Bodywork: Australian Jewellery 1970 – 2012
It’s on and it’s worth a visit. A fascinating exhibition, Bodywork: Australian Jewellery 1970–2012, has opened its doors to the public here in the capital. This unique and must-see travelling exhibition showcases the work of 42 of the country’s most influential, contemporary jewellery designers. By Wendy Johnson.

Sunrise and shade, brooch 1981, by Elizabeth Olah. Using sterling silver, 18 carat gold, porcelain, and opal
National Gallery of Australia, Canberra Crafts Board Collection donated by the Australia Council 1982
Bodywork has worked its way through five states, inspiring and intriguing thousands of visitors, and has now come home for its last show. Even though the collection is owned by the National Gallery of Australia (NGA), the exhibition is at Craft ACT: Craft and Design Centre, as part of its outreach program. Each piece of jewellery in Bodywork was hand-selected by Dr Robert Bell AM, Senior Curator of Decorative Arts and Design, NGA, who wanted to ‘inspire, intrigue and inform’. The work is beautifully displayed in six specially designed cases.
And Canberra can hold its head high. Four jewellery designers from here were selected for Bodywork; Robert Foster, of Fink + Co, Simon Cottrell, Head of the Gold and Silversmithing Workshop at ANU, both Accredited Professional Members of Craft ACT, and Helen Aitken-Kuhnen and Johannes Kuhnen of Bilk Gallery in Manuka.The jewellery is grouped under six themes— Romanticism, Interpreting the Vernacular, Encapsulating Nature, Technics, Social Message, and Sculpture for the Body. All pieces come from the NGA’s jewellery collection, which is the largest collection in the country.

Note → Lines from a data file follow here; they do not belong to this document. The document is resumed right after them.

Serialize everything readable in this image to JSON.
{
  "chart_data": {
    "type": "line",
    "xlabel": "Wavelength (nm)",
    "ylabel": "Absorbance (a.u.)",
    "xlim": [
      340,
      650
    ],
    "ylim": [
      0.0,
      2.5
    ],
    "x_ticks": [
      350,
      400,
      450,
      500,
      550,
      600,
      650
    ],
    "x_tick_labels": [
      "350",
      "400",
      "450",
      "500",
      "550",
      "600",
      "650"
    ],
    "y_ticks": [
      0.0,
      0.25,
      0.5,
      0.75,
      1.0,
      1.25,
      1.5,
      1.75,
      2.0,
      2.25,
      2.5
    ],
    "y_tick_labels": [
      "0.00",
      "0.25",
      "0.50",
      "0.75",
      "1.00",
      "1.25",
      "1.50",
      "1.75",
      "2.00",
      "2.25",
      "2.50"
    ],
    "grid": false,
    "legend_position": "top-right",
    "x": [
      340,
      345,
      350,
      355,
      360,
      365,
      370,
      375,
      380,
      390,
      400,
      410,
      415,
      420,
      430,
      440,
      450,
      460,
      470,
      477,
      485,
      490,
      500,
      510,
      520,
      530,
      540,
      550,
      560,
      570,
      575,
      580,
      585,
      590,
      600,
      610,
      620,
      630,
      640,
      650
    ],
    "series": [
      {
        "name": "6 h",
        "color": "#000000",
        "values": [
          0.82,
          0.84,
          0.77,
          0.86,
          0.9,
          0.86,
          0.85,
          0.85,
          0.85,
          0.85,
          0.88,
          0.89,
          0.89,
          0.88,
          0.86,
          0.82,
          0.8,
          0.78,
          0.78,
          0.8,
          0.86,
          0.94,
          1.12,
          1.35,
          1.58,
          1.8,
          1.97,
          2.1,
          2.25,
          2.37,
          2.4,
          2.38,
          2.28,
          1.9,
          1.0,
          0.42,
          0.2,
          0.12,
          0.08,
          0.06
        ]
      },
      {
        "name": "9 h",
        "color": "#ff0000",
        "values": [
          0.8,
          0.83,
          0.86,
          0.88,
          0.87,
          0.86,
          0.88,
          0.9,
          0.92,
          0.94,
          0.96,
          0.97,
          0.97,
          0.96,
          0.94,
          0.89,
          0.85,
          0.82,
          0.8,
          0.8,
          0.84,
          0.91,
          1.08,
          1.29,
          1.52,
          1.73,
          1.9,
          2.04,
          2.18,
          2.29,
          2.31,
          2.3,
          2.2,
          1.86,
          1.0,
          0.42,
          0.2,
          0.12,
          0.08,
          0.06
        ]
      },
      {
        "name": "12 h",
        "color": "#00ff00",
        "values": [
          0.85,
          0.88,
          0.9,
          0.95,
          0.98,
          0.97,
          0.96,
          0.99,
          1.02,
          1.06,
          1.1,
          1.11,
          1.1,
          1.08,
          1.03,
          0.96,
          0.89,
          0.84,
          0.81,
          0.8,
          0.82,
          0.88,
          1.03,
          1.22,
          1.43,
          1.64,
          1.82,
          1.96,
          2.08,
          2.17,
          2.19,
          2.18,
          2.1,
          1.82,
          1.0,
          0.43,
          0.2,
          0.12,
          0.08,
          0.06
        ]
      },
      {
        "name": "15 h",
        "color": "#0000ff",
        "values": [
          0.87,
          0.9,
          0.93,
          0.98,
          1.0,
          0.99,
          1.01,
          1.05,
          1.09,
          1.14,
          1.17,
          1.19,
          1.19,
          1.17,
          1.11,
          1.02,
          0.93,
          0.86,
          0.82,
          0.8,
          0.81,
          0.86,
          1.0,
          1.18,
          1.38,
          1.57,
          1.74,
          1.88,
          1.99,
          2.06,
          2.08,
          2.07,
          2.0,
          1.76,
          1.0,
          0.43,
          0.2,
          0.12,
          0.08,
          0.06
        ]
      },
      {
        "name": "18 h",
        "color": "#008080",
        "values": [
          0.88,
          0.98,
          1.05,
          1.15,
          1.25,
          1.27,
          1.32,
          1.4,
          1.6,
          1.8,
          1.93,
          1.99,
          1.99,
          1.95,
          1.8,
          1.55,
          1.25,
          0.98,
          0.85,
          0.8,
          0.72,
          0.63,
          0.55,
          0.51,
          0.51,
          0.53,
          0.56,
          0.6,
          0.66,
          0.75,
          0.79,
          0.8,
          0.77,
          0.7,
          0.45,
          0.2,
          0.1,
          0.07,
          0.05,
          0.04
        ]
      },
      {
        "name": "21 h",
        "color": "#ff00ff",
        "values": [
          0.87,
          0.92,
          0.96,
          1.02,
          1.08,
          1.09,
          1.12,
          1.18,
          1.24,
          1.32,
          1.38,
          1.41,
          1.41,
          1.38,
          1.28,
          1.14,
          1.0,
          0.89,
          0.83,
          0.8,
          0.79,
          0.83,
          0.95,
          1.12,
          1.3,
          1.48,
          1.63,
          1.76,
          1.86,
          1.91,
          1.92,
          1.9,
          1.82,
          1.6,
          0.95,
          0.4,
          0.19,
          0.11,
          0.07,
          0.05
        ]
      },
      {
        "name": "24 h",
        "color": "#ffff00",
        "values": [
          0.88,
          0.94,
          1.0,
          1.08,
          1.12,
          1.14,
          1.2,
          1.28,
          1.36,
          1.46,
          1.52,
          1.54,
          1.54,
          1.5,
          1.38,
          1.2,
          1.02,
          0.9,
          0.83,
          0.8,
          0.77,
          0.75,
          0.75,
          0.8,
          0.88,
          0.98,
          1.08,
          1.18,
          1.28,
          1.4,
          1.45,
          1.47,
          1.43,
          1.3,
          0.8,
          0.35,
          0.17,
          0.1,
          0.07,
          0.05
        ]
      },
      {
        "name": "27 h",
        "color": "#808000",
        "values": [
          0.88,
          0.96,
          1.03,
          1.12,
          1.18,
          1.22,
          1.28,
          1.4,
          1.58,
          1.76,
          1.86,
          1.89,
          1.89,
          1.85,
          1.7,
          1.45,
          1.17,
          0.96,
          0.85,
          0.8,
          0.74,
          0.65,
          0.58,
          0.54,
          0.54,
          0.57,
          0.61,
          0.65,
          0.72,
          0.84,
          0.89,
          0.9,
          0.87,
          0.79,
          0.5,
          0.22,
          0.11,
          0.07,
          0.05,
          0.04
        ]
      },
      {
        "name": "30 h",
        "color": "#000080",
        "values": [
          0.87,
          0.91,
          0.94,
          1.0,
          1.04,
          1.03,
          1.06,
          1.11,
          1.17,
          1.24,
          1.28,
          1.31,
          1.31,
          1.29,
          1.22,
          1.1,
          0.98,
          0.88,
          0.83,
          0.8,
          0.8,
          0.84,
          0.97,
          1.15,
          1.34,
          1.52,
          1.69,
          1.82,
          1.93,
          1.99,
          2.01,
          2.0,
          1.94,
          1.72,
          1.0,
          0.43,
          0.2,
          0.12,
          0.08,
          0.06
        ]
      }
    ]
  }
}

The diversity of design, materials and technique used to design and create each piece in this stunning collection is fascinating and so too is the short film featuring Dr Bell, which provides deeper insights. Pieces include brooches, arm bands, lockets, rings, bangles, and pendants created out of a wide range of materials such as gold, sterling silver, copper, coral, aluminium and polypropylene.
Image left: Sheep, pendant c.1979
sterling silver, carved quartz by Eléna Gee
National Gallery of Australia, Canberra
Crafts Board Collection donated by the Australia Council 1982
Some pieces will take you by surprise, like Brenda Ridgewell’s Space edifice armband (2002), made of silver and carat gold. Brenda’s jewellery is architectural in form and often articulated and adjustable, allowing it move with the body.

Space edifice, armband 2002 by Brenda Ridgewell, using 925 silver and 9 carat gold
National Gallery of Australia, Canberra Purchased 2003
The superb Ocean blue necklace, by Canberra’s Helen Aitken-Kuhnen, is made with finely crushed glass mixed with other materials to form a paste. The glass paste is then put into a mould and heated to fuse it together.

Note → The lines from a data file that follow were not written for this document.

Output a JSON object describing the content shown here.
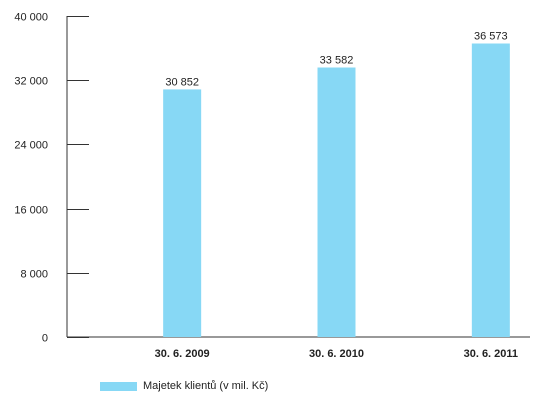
{
  "chart_data": {
    "type": "bar",
    "categories": [
      "30. 6. 2009",
      "30. 6. 2010",
      "30. 6. 2011"
    ],
    "series": [
      {
        "name": "Majetek klientů (v mil. Kč)",
        "values": [
          30852,
          33582,
          36573
        ],
        "value_labels": [
          "30 852",
          "33 582",
          "36 573"
        ],
        "color": "#87d8f5"
      }
    ],
    "ylim": [
      0,
      40000
    ],
    "yticks": [
      0,
      8000,
      16000,
      24000,
      32000,
      40000
    ],
    "ytick_labels": [
      "0",
      "8 000",
      "16 000",
      "24 000",
      "32 000",
      "40 000"
    ],
    "grid": false,
    "legend_position": "bottom-left"
  }
}
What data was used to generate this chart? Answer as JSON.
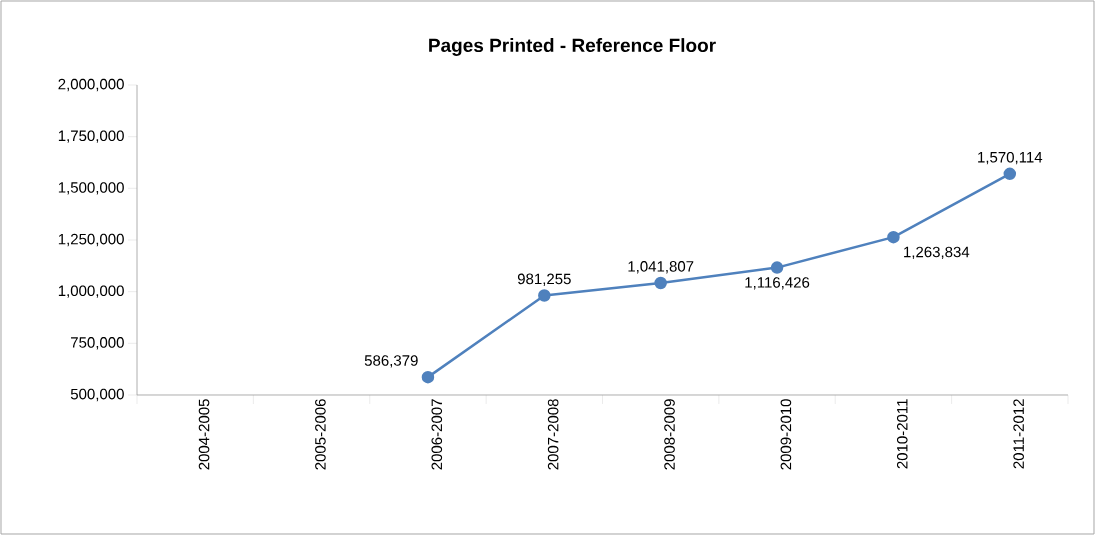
{
  "chart_data": {
    "type": "line",
    "title": "Pages Printed - Reference Floor",
    "categories": [
      "2004-2005",
      "2005-2006",
      "2006-2007",
      "2007-2008",
      "2008-2009",
      "2009-2010",
      "2010-2011",
      "2011-2012"
    ],
    "values": [
      null,
      null,
      586379,
      981255,
      1041807,
      1116426,
      1263834,
      1570114
    ],
    "value_labels": [
      null,
      null,
      "586,379",
      "981,255",
      "1,041,807",
      "1,116,426",
      "1,263,834",
      "1,570,114"
    ],
    "color": "#4f81bd",
    "marker": "circle",
    "line_style": "solid",
    "ylim": [
      500000,
      2000000
    ],
    "yticks": [
      {
        "value": 500000,
        "label": "500,000"
      },
      {
        "value": 750000,
        "label": "750,000"
      },
      {
        "value": 1000000,
        "label": "1,000,000"
      },
      {
        "value": 1250000,
        "label": "1,250,000"
      },
      {
        "value": 1500000,
        "label": "1,500,000"
      },
      {
        "value": 1750000,
        "label": "1,750,000"
      },
      {
        "value": 2000000,
        "label": "2,000,000"
      }
    ]
  }
}
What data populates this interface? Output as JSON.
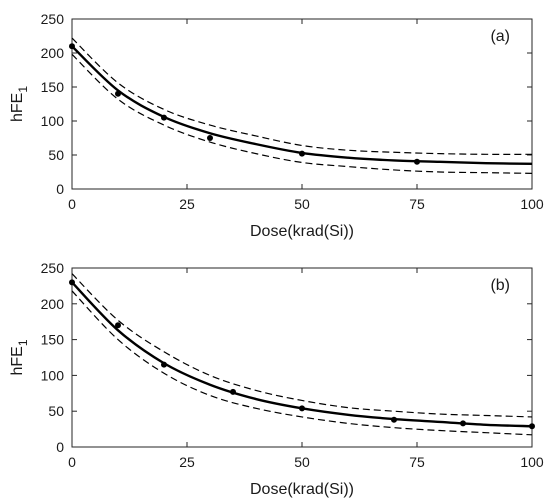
{
  "chart_data": [
    {
      "type": "line",
      "panel_label": "(a)",
      "xlabel": "Dose(krad(Si))",
      "ylabel": "hFE",
      "ylabel_subscript": "1",
      "xlim": [
        0,
        100
      ],
      "ylim": [
        0,
        250
      ],
      "xticks": [
        0,
        25,
        50,
        75,
        100
      ],
      "yticks": [
        0,
        50,
        100,
        150,
        200,
        250
      ],
      "points": [
        {
          "x": 0,
          "y": 210
        },
        {
          "x": 10,
          "y": 140
        },
        {
          "x": 20,
          "y": 105
        },
        {
          "x": 30,
          "y": 75
        },
        {
          "x": 50,
          "y": 52
        },
        {
          "x": 75,
          "y": 40
        }
      ],
      "series": [
        {
          "style": "solid",
          "x": [
            0,
            10,
            20,
            30,
            40,
            50,
            60,
            70,
            80,
            90,
            100
          ],
          "values": [
            210,
            145,
            106,
            82,
            66,
            53,
            46,
            42,
            40,
            38,
            37
          ]
        },
        {
          "style": "dashed",
          "x": [
            0,
            10,
            20,
            30,
            40,
            50,
            60,
            70,
            80,
            90,
            100
          ],
          "values": [
            222,
            156,
            117,
            94,
            78,
            64,
            57,
            54,
            52,
            51,
            51
          ]
        },
        {
          "style": "dashed",
          "x": [
            0,
            10,
            20,
            30,
            40,
            50,
            60,
            70,
            80,
            90,
            100
          ],
          "values": [
            198,
            132,
            94,
            69,
            52,
            39,
            33,
            28,
            25,
            24,
            23
          ]
        }
      ]
    },
    {
      "type": "line",
      "panel_label": "(b)",
      "xlabel": "Dose(krad(Si))",
      "ylabel": "hFE",
      "ylabel_subscript": "1",
      "xlim": [
        0,
        100
      ],
      "ylim": [
        0,
        250
      ],
      "xticks": [
        0,
        25,
        50,
        75,
        100
      ],
      "yticks": [
        0,
        50,
        100,
        150,
        200,
        250
      ],
      "points": [
        {
          "x": 0,
          "y": 230
        },
        {
          "x": 10,
          "y": 170
        },
        {
          "x": 20,
          "y": 115
        },
        {
          "x": 35,
          "y": 77
        },
        {
          "x": 50,
          "y": 54
        },
        {
          "x": 70,
          "y": 38
        },
        {
          "x": 85,
          "y": 33
        },
        {
          "x": 100,
          "y": 29
        }
      ],
      "series": [
        {
          "style": "solid",
          "x": [
            0,
            10,
            20,
            30,
            40,
            50,
            60,
            70,
            80,
            90,
            100
          ],
          "values": [
            230,
            163,
            117,
            87,
            67,
            54,
            45,
            39,
            35,
            31,
            29
          ]
        },
        {
          "style": "dashed",
          "x": [
            0,
            10,
            20,
            30,
            40,
            50,
            60,
            70,
            80,
            90,
            100
          ],
          "values": [
            242,
            177,
            133,
            100,
            79,
            65,
            55,
            50,
            46,
            44,
            42
          ]
        },
        {
          "style": "dashed",
          "x": [
            0,
            10,
            20,
            30,
            40,
            50,
            60,
            70,
            80,
            90,
            100
          ],
          "values": [
            218,
            150,
            103,
            72,
            54,
            42,
            33,
            27,
            23,
            20,
            17
          ]
        }
      ]
    }
  ]
}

Craft ACT was a natural fit for the last show of Bodywork. “The National Gallery and Craft ACT are both the same age, having opened in the 1970s,” says Dr Bell. “Craft ACT has been part of the national scene for a long time. It’s appropriate that Bodywork’s final showing is in its home town and with our friend CraftAC.”
Image right: Ocean blue, necklace 2009 in sterling silver, cast glass pâte-de-verre, and stainless steel by Helen Aitken-Kuhnen
National Gallery of Australia, Canberra
Purchased 2009 with funds from the Meredith Hinchliffe Fund.
Bodywork: Australian jewellery 1970–2012 is on until Saturday 24 October 2015.
Also showing at the same time at Craft ACT Gallery is Table Tools, a solo exhibition by gold and silversmith Alison Jackson, who is also Craft ACT Accredited Professional Member.